The Christian Science Monitor
 Thursday,  December 27, 1984          
 Nancy Stapen  
Are you the least bit tired of heavy-handed crudely drawn, angst-filled canvases? Do you sometimes long for those pre-neo-Expressionist, pre-Minimalist days when art confined itself to classical notions such as beauty, pleasure, or love? If you find yourself sheepishly nodding in agreement, then Catherine Bertulli’s new watercolors, on view at the Barbara Krakow Gallery are for you.  

Bertulli fits a special slot. Not the least bit Pollyannaish, her work nevertheless is informed with an eccentric joie de vivre – surely a refreshing quality on the current art scene. In actuality, Bertulli’s still life’s of flowers, plates, chairs, and so forth are realized with definite artistic license.
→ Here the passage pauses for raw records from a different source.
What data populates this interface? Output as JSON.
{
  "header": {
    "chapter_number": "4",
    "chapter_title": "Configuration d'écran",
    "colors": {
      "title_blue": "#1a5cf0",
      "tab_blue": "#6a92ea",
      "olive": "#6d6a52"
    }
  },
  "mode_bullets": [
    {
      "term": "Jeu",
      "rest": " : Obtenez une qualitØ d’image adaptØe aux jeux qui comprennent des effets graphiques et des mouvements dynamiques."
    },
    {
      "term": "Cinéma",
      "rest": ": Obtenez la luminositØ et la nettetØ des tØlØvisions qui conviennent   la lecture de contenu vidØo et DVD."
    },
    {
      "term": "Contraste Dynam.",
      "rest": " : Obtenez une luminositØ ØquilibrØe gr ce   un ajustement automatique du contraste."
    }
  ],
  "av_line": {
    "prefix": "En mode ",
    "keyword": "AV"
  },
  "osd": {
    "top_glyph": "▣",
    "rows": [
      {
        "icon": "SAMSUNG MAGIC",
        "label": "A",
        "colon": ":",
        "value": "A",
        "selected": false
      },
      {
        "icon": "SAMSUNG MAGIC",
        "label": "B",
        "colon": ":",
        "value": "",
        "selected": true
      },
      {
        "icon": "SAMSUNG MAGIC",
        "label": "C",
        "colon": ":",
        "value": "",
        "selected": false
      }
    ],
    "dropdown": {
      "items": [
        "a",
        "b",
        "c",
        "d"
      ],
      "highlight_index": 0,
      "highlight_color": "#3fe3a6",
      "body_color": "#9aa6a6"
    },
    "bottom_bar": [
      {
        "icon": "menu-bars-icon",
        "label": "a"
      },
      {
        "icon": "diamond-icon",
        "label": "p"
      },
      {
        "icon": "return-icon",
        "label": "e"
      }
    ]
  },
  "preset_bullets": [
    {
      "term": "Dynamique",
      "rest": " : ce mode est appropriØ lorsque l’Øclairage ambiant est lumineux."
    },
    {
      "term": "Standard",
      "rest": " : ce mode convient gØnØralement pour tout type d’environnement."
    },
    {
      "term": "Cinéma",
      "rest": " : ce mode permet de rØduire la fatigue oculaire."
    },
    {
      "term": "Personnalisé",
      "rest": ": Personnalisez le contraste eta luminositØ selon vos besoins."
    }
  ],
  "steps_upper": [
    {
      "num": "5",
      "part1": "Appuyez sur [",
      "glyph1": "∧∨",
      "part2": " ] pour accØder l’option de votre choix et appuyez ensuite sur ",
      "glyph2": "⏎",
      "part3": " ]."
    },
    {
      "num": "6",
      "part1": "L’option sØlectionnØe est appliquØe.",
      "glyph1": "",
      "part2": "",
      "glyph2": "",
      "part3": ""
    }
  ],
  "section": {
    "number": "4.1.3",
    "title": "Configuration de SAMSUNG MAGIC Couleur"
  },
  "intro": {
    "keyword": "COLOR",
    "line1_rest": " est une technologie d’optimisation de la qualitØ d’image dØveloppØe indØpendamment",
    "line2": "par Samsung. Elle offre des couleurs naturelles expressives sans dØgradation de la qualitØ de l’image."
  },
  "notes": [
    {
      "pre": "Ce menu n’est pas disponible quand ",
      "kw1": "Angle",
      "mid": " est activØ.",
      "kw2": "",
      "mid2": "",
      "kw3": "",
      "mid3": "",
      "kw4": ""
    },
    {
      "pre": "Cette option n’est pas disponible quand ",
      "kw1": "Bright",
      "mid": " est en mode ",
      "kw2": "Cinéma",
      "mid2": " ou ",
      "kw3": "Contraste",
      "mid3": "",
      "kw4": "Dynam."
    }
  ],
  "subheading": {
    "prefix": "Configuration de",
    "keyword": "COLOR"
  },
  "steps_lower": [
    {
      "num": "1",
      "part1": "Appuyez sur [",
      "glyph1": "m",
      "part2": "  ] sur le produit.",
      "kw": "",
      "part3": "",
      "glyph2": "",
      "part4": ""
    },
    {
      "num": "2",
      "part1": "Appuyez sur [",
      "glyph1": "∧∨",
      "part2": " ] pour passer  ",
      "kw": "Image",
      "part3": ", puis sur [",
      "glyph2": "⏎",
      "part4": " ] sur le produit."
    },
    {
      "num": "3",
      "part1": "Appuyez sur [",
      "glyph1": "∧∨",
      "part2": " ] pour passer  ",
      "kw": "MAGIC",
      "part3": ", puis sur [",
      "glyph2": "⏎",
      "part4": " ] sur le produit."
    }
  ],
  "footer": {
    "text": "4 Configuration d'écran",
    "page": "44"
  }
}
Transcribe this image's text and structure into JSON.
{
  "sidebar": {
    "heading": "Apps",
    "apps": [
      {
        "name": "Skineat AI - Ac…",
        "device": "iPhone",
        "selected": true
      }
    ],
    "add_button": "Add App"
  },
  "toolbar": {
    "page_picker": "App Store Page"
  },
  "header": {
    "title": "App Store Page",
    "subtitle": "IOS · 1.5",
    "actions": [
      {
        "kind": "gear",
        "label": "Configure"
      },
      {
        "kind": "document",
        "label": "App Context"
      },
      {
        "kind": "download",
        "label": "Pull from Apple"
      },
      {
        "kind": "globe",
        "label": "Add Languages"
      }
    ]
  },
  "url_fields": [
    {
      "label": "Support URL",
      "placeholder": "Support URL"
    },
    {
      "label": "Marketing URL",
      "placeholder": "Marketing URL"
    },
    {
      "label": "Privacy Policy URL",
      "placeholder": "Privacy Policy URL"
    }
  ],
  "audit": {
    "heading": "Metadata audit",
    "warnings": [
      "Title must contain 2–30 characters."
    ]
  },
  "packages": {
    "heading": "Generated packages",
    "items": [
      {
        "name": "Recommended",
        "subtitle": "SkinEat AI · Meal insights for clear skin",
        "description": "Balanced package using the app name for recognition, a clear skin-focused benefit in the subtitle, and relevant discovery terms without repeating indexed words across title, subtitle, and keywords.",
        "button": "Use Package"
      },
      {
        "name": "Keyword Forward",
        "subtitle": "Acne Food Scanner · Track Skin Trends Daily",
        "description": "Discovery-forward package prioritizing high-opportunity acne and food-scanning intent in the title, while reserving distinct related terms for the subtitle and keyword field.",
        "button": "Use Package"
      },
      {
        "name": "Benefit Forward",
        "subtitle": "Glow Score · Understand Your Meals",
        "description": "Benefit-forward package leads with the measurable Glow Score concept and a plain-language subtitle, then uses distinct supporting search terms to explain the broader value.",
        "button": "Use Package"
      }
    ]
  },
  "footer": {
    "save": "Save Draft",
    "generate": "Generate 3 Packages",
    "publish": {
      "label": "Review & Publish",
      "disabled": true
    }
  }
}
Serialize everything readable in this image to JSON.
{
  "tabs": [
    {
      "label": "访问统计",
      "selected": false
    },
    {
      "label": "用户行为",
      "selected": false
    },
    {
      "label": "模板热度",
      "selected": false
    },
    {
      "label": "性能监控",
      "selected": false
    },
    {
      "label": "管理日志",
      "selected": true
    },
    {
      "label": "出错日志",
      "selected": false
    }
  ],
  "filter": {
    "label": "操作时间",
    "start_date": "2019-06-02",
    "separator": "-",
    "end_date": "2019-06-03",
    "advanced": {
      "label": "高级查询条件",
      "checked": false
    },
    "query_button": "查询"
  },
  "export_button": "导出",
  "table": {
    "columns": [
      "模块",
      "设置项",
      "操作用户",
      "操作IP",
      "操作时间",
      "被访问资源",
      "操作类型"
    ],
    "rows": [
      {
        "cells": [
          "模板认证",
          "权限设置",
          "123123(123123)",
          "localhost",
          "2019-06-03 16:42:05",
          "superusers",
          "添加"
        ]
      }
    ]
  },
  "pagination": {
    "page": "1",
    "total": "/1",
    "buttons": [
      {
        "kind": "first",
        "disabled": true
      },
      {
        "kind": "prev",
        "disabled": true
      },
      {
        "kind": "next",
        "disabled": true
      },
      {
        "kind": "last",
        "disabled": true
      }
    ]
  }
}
She rarely renders an object, as it exists; instead, she flattens it to the page, plays with its shape, and transforms it into a two-dimensional celebration of color, pattern, and form. Yet distortion, with its implication of the grotesque, is the wrong word for Bertulli’s buoyant visual jaunts.  

In such oversized compositions as “Chow Table and Lillies” Bertulli arranges her crazy quilt interiors from a frontal perspective. Her object – in this case a patterned vase bursting with huge blue and gold star-shaped blossoms – widens at the top, and exaggeratedly narrows at the bottom. The effect is one of irrepressible energy, which evokes nature’s thrust toward growth.  

Bertulli’s objects become more than what they are. Her mood is irreverent, witty, and joyous. Although she emulates Matisse in her frankly decorative affection for flat color and shape, she retains and original flair of whimsical exuberance. This is the perfect show for the holidays, for it expresses the genuine (and rare) delights of the season. Through Jan. 10.